Epidemics and endemic diseases
March 2020, WHO classified COVID-19 as a pandemic because it has spread to 114 countries.
However, WHO told global news that because international law does not recognize the term, there is no general formal mechanism to declare the beginning or end of a pandemic.
“When the spread of a disease around the world is controlled to a local area, it is no longer a pandemic, but an epidemic,” it said.
“In addition, if a disease exists on a global scale but is at an expected or normal level, it will not be regarded as a pandemic, but an endemic disease.”
Have Growing consensus COVID-19 may turn into an endemic disease such as chickenpox or malaria. This means it will be limited to specific regions or certain countries.
The WHO said: “We basically have lost the possibility of eradicating or eliminating it as soon as possible, because we have not attacked it as strongly as possible on a global scale.”
The agency said that even if the virus becomes endemic, it does not mean that it is no longer “dangerous or destructive.”
“In the long run, we want to be able to control this virus.
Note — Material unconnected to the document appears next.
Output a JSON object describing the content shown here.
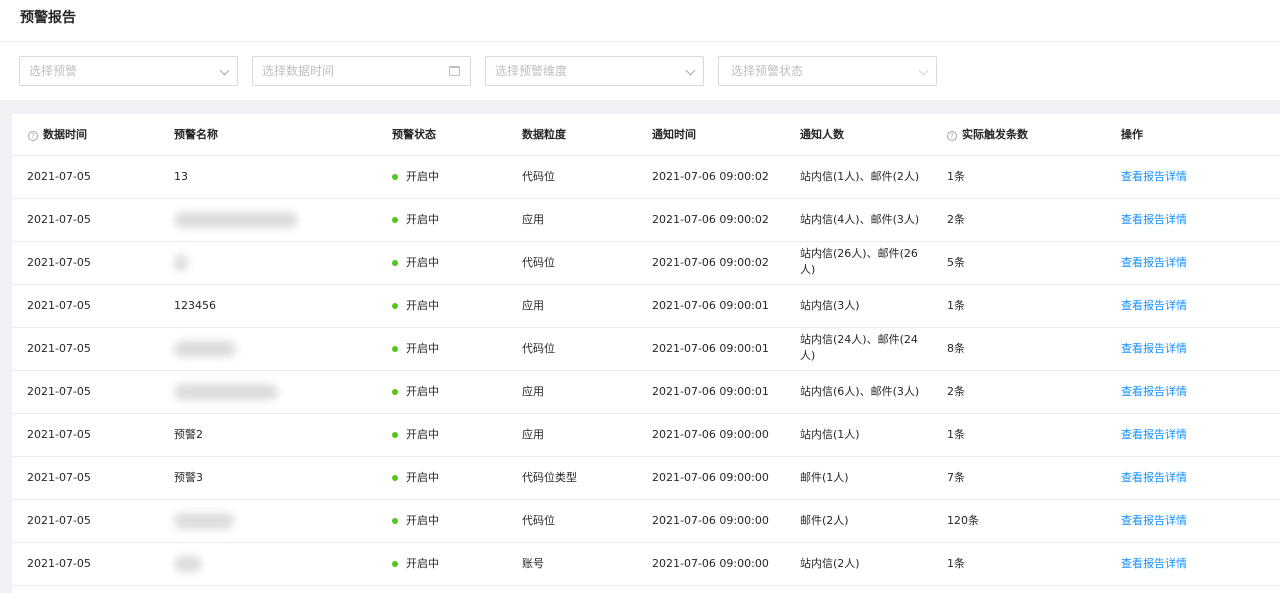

Through extensive vaccination, and the wide availability and strategic use of the tools we have, we can do this.”
In the near future, The winter tide is coming.
As the epicenter of the global epidemic, Europe, See another recovery Despite the restrictions of the past two years, the number of infections has surged again.
In the United States, the number of cases has steadily increased in the past three weeks, especially in states where cold weather has driven people indoors.
Dodi said that although the end of the epidemic is uncertain, there are reasons to be optimistic, because vaccines have been shown to prevent serious illness, hospitalization and death.
“The world may never be like before the pandemic. This year we may still experience a winter with a surge in cases, but from the perspective of COVID-19, there are many reasons to believe that the situation in 2022 will be much better than in the past two years. Our influence is even greater.”